The U.S. health care system suffers from a chronic malady -- the revolving door syndrome at its hospitals. It is so bad that the federal government says one in five elderly patients is back in the hospital within 30 days of leaving.Some return trips are predictable elements of a treatment plan. Others are unplanned but difficult to prevent: patients go home, new and unexpected problems arise, and they require an immediate trip back to the hospital.
But many of these readmissions can and should be prevented. They are the result of a fragmented system of care that too often leaves discharged patients to their own devices, unable to follow instructions they didn't understand, and not taking medications or getting the necessary follow-up care.

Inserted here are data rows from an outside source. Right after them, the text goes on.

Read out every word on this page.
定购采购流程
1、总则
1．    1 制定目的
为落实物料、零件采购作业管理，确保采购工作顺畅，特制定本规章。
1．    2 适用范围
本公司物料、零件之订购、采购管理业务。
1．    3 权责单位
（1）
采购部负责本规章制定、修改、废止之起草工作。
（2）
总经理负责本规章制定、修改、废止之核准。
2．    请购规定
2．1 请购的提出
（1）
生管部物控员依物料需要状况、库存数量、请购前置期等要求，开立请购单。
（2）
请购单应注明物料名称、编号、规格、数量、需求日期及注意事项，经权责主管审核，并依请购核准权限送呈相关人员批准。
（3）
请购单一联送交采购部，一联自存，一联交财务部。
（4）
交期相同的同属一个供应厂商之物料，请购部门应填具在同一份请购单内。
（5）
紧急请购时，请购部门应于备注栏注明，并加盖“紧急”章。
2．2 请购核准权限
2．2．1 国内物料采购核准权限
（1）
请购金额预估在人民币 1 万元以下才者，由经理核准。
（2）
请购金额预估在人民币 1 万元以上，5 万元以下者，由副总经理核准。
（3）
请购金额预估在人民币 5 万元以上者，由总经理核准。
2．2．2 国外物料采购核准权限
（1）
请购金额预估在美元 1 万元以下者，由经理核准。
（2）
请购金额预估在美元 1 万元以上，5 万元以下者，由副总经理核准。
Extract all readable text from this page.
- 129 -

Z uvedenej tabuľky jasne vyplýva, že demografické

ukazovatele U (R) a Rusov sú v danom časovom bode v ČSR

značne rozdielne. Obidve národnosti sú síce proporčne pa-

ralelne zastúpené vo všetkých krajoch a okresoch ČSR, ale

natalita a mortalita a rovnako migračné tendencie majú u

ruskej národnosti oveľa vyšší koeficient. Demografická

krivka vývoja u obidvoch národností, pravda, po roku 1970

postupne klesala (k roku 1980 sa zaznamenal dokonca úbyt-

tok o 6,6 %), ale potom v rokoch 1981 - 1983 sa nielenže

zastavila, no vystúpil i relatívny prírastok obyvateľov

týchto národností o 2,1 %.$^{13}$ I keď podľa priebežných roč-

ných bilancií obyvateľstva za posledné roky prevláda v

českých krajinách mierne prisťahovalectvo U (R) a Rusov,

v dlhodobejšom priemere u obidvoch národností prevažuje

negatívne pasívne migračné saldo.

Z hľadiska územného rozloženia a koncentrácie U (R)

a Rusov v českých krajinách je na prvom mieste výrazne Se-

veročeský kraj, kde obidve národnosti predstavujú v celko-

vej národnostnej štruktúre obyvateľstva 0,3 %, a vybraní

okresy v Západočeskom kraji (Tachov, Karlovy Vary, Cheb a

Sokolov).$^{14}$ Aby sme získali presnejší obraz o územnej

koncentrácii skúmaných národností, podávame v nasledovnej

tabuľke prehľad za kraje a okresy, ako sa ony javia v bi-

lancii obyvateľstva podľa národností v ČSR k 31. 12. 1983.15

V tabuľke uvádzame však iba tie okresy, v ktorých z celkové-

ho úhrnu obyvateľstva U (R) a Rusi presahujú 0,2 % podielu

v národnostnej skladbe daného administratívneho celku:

The federal government has pegged the cost of readmissions for Medicare patients alone at $26 billion annually, and says more than $17 billion of it pays for return trips that need not happen if patients get the right care. This is one reason the Centers for Medicare & Medicaid Services has identified avoidable readmissions as one of the leading problems facing the U.S. health care system and now penalizes hospitals with high rates of readmissions for their heart failure, heart attack, and pneumonia patients.
This report is being released in conjunction with the Robert Wood John Foundation's Care About Your Care initiative, which is devoted to improving care transitions when people leave the hospital. It looks at the issue of readmissions in two ways: by the numbers and through the eyes of the people who live them.